01 Avr Les espadrilles catalanes, au nom de la tradition !

Tramées, tressées, encollées, cousues à la main, à Saint-Laurent de Cerdans, les espadrilles sont bien plus qu’une paire de souliers traditionnels. Les espardenyes ou vigatanes comme on les désigne aussi, constituent l’identité même du Haut-Vallespir. Leurs semelles de corde racontent le passage, le labeur, la savoir-faire et la résistance. Aujourd’hui, un seul atelier poursuit le noble art de la fabrication d’espadrilles à l’ancienne, au nom de la tradition, de la transmission et d’une incroyable passion.

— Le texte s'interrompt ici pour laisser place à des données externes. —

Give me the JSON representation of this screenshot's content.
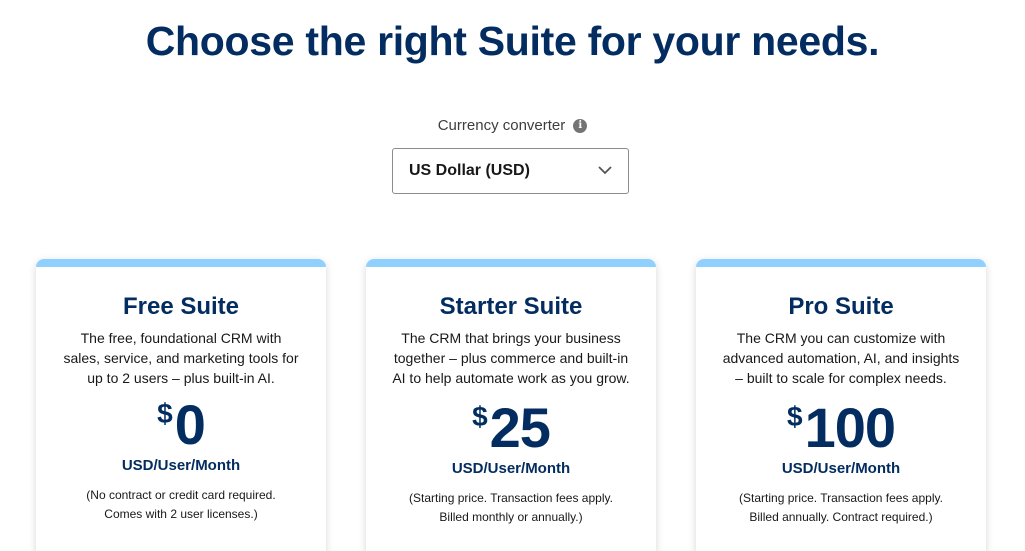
{
  "header": {
    "title": "Choose the right Suite for your needs."
  },
  "currency": {
    "label": "Currency converter",
    "info_glyph": "i",
    "selected": "US Dollar (USD)"
  },
  "plans": [
    {
      "name": "Free Suite",
      "description": "The free, foundational CRM with sales, service, and marketing tools for up to 2 users – plus built-in AI.",
      "currency_symbol": "$",
      "price": "0",
      "unit": "USD/User/Month",
      "note_lines": [
        "(No contract or credit card required.",
        "Comes with 2 user licenses.)"
      ]
    },
    {
      "name": "Starter Suite",
      "description": "The CRM that brings your business together – plus commerce and built-in AI to help automate work as you grow.",
      "currency_symbol": "$",
      "price": "25",
      "unit": "USD/User/Month",
      "note_lines": [
        "(Starting price. Transaction fees apply.",
        "Billed monthly or annually.)"
      ]
    },
    {
      "name": "Pro Suite",
      "description": "The CRM you can customize with advanced automation, AI, and insights – built to scale for complex needs.",
      "currency_symbol": "$",
      "price": "100",
      "unit": "USD/User/Month",
      "note_lines": [
        "(Starting price. Transaction fees apply.",
        "Billed annually. Contract required.)"
      ]
    }
  ],
  "colors": {
    "heading": "#032d60",
    "card_accent": "#90d0fe"
  },
  "icons": {
    "info": "info-icon",
    "dropdown": "chevron-down-icon"
  }
}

Je ne fais pas de bruit. Simple et discrète. à peine j’écrase ma semelle de chanvre. Je suis l’espadrille catalane. à l’oreille, je sonne plutôt bien. Je suis l’espadrille qui sautille à la cheville des sardanistes. mmmmCelle que l’on entortille comme une cédille au pied des amoureux de la tradition. Je suis espadrille en français, « espardenya » ou « vigatana » en catalan. En Haut-Vallespir, je me suis choisi un berceau : Saint Laurent de Cerdans,  village-phare de la « Vallée verte » sur fond de Canigó. La frontière avec la Catalogne n’est pas loin et de fait, je suis passeuse et je le revendique ! Passeuse d’histoires et de savoir-faire. Toute mon histoire commence par une crise avant les années 1900… Celle de l’industrie du fer. Les glorieuses forges catalanes, les cloutiers et charbonniers sont victimes des accords de libre-échange avec la Grande Bretagne. L’épopée du fer s’arrête. La main d’œuvre, besogneuse et frondeuse tente de trouver de nouvelles ressources naturelles et se tourne vers l’alfa qui pousse en abondance en Vallespir. De ses fibres, les Laurentins font des semelles… Activité de subsistance. Un premier grand pas vers mon histoire. Moi, l’espardenya qui tire mon nom de « l’espart » en catalan. Comprenez des fibres de spart, de genêt ou d’alfa qui servent à confectionner des semelles de corde de spart. 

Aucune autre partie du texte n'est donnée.